El 18 de abril de 2025, cuando el sol se ocultaba tras el horizonte de la playa Icacos en Acapulco, un violento ataque puso fin a la vida de Marco Antonio Suástegui. Este líder social, conocido por su lucha en la defensa del territorio y los derechos de los trabajadores turísticos, fue agredido a balazos en un incidente que resonaría en la consciencia de la sociedad mexicana. Tras una complicada cirugía y días en cuidados intensivos, sucumbió a sus heridas, dejando tras de sí un rastro de preguntas aún sin respuesta.
Suástegui, un defensor ambiental con más de dos décadas de activismo, había sido objetivo de amenazas de muerte previas al ataque. Meses después, el presunto autor material del crimen fue arrestado, aunque no por el asesinato, sino por un delito de narcotráfico. Su detención fue efímera; las autoridades decidieron liberarlo poco después, lo que ejemplifica la impunidad que rodea este caso. La investigación, bajo la responsabilidad de la Fiscalía estatal, se ha visto sumida en la inacción, arrastrando incógnitas sobre el motivo detrás de un crimen que refiere a un contexto de violencia contra quienes se resisten a la tiranía del crimen organizado.
Suástegui había sido un personaje central en la resistencia contra la construcción de la presa La Parota, un proyecto hidroeléctrico que amenazaba con desplazar a miles de personas en su comunidad. Este conflicto no solo evidenció su valentía, sino también la brutal realidad que enfrentan los defensores campesinos y sociales en Guerrero, un estado marcado por la omnipresencia de grupos delictivos. Además, su activismo no se limitó a causas ambientales; también luchó incansablemente por los derechos de sus colegas en el sector turístico, donde la corrupción y la extorsión son prácticas comunes.
La presión ejercida por el crimen organizado también se hizo evidente en el caso de Vicente, su hermano, quien desapareció en 2021. Aún hay cuatro imputados en su caso, pero el principal sospechoso, Pedro Santos Cruz, conocido como el comandante Pino y líder de la Unión de Pueblos y Organizaciones del Estado de Guerrero (UPOEG), permanece en libertad. Para familiares y defensores, la integración de esta organización en redes criminales ha sembrado la desesperación.
Su muerte simboliza un patrón doloroso en México, donde la lucha por la justicia a menudo se encuentra con una pared de indiferencia institucional. Aunque la semana santa estaba en pleno apogeo y miles de elementos de seguridad estaban desplegados, ninguna autoridad se presentó para socorrer a Suástegui tras el ataque. Su familia, desesperada, lo trasladó en una camioneta al hospital, lo que refleja la falta de atención y recursos ante el crimen.

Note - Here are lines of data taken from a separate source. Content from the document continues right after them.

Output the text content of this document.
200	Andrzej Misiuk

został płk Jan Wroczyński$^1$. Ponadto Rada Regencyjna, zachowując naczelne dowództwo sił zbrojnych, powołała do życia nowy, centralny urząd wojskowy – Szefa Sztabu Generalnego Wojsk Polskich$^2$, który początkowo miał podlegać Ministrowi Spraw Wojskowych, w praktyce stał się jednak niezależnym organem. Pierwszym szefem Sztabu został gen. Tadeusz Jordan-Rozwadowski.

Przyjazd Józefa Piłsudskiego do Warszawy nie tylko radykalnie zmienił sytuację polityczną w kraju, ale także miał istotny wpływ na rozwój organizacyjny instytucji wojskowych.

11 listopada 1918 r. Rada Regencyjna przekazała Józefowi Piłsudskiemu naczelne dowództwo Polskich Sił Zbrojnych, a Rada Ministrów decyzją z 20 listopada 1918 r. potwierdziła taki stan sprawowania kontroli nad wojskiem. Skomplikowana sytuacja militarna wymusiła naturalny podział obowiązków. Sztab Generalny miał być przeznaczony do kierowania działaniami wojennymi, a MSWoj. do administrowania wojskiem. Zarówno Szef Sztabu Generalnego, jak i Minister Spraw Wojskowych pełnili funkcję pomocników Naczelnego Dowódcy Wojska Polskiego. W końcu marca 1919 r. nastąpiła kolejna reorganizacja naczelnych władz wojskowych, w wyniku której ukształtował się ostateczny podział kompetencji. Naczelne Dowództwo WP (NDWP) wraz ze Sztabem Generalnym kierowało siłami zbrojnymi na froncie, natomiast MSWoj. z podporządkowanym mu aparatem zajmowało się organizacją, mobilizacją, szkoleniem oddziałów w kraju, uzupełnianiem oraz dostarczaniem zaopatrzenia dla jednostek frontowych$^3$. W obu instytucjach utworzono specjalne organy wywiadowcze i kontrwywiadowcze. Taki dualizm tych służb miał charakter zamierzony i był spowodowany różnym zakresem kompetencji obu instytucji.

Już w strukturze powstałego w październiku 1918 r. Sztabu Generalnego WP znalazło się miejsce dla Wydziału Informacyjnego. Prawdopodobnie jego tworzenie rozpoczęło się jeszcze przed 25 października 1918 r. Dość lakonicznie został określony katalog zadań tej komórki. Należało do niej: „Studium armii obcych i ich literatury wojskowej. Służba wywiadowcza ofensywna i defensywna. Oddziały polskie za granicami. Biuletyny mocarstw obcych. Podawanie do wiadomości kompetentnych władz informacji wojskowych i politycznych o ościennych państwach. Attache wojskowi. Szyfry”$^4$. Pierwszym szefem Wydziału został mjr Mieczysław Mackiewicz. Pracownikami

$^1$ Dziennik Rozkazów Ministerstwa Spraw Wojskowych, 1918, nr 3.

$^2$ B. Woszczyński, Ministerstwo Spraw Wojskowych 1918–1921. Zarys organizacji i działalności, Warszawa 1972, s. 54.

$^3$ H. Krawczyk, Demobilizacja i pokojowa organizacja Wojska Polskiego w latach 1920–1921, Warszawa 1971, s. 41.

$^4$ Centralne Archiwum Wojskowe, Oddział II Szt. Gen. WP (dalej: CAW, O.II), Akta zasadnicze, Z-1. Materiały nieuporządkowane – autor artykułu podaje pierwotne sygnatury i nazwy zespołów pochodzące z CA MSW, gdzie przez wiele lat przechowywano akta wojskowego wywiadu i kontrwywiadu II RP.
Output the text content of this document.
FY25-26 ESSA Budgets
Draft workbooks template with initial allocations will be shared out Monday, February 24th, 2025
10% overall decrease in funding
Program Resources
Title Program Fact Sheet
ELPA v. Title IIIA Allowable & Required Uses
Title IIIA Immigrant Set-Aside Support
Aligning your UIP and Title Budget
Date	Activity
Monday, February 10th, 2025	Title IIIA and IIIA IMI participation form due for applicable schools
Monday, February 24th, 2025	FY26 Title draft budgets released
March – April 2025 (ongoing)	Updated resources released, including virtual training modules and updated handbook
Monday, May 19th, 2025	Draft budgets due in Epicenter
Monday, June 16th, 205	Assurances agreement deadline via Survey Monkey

A medida que se cumple un año de su asesinato, las irregularidades en la investigación son evidentes. Desde la falta de recolección de pruebas en la escena del crimen hasta la omisión de grabaciones clave, las autoridades parecen estar sumidas en una apatía institucional hacia la violencia contra defensores de derechos humanos. Esta situación es solo un indicio de un problema más profundo en la relación entre el poder estatal y la criminalidad organizada en México.
Marco Suástegui fue un pilar de la lucha por los derechos en Guerrero, y su legado perdura entre quienes siguen batallando por un mundo más justo. Mientras su familia y sus seguidores exigen justicia, en la playa Icacos, la impunidad continúa brillando tan intensamente como el sol del último atardecer que él presenció, dejando en evidencia la fragilidad de los derechos humanos en un entorno repleto de desafíos.